Is Mediation The Best Course For Resolving Disputes?
What is the best way today to approach and achieve a settlement – direct negotiation or settlement? At that time, it seemed to me that mediation had a distinct advantage because it a) brought all parties together face to face, b) involved a neutral who could be a facilitator and an evaluator, if needed, c) was a fixed process for negotiations rather than a haphazard effort to try to settle a case directly, and d) would involve principals or persons who were present who had a direct interest in resolution (e.g. the parties, their appointed representatives or their insurers).
Recently I negotiated a professional negligence case against an insurance agent who sold a bogus “tax free” employee welfare benefit plan to a client. My colleague on the other side told me he does not mediate cases. He believes he can get a deal done directly, and his clients have found that many mediations are a bust. Essentially, he believes he has a better chance of getting a settled without the cost and risk of a failed mediation. The problem I saw was it has taken a month to settle the case and many hours of back and forth both with my colleague and my client, so that the cost of this approach is probably close to what a day long mediation might have cost. So is this colleague of mine correct in his approach? Is he doing a disservice to his clients by discouraging a course of mediation for his client.
Second, it seems that every day I receive a note that someone new is doing mediations and is making a career change from a civil litigation practice. These are lawyers who have been advocates their entire career who now think they can become neutrals, which is a totally different role. Who knows how effective they will be?

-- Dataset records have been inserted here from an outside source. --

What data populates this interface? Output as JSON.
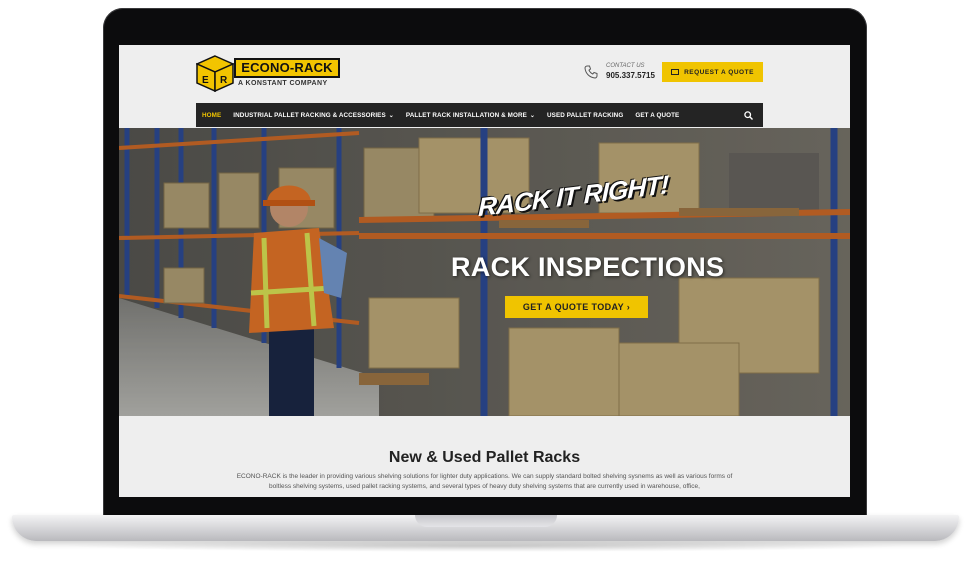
{
  "logo": {
    "cube_letters": [
      "E",
      "R"
    ],
    "brand": "ECONO-RACK",
    "tagline": "A KONSTANT COMPANY"
  },
  "contact": {
    "label": "CONTACT US",
    "phone": "905.337.5715"
  },
  "header": {
    "quote_button": "REQUEST A QUOTE"
  },
  "nav": {
    "items": [
      {
        "label": "HOME",
        "active": true
      },
      {
        "label": "INDUSTRIAL PALLET RACKING & ACCESSORIES",
        "caret": true
      },
      {
        "label": "PALLET RACK INSTALLATION & MORE",
        "caret": true
      },
      {
        "label": "USED PALLET RACKING"
      },
      {
        "label": "GET A QUOTE"
      }
    ],
    "caret_glyph": "⌄"
  },
  "hero": {
    "brand_text": "RACK IT RIGHT!",
    "title": "RACK INSPECTIONS",
    "cta": "GET A QUOTE TODAY ›"
  },
  "content": {
    "title": "New & Used Pallet Racks",
    "body": "ECONO-RACK is the leader in providing various shelving solutions for lighter duty applications. We can supply standard bolted shelving sysnems as well as various forms of boltless shelving systems, used pallet racking systems, and several types of heavy duty shelving systems that are currently used in warehouse, office,"
  },
  "colors": {
    "accent": "#f0c400",
    "nav_bg": "#242424",
    "rack_blue": "#2f4f9e",
    "rack_orange": "#d8702a"
  },
  "icons": [
    "phone-icon",
    "envelope-icon",
    "search-icon",
    "caret-down-icon"
  ]
}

I hear complaints from time to time about some mediators who are just not effective in this role, so the self-proclaimed mediator may not be suitable for the role. It certainly seems to me that the mediator “industry” is a bit overrun, and if there is a decline in the need for such, it may be clogged.
Third, the “good” mediators who have established themselves seem to be getting the business. I am guilty of suggesting the same mediators when asked to supply a list of desired ones. Why do I go back? Because I have confidence in those whom I have used, have a relationship of trust established, and know how they work. So, I am comfortable. There are some I have used whom I will not use again because in my view they were not effective. So as time goes by we seem to drift towards a certain group of tried and true mediators, and disregard new ones. That does not mean I do not accept a mediator suggested by my adversary. I do, but it is often someone who is either on my “list” or someone I have experience with in some professional capacity or has a strong positive reputation for getting closure.
The final point here is that in managing a case, careful thought must be given to the best alternative to trying to resolve the case. A private mediation may not be right for the case for many reasons. So, from the plaintiff’s perspective, your strategy may be to prepare a comprehensive demand letter and build a strong case for settlement. If your adversary responds then perhaps a dialogue can take place regarding the best means trying to resolve short of trial. That way the parties can either enter into direct negotiations or find a suitable circumstance for using a neutral.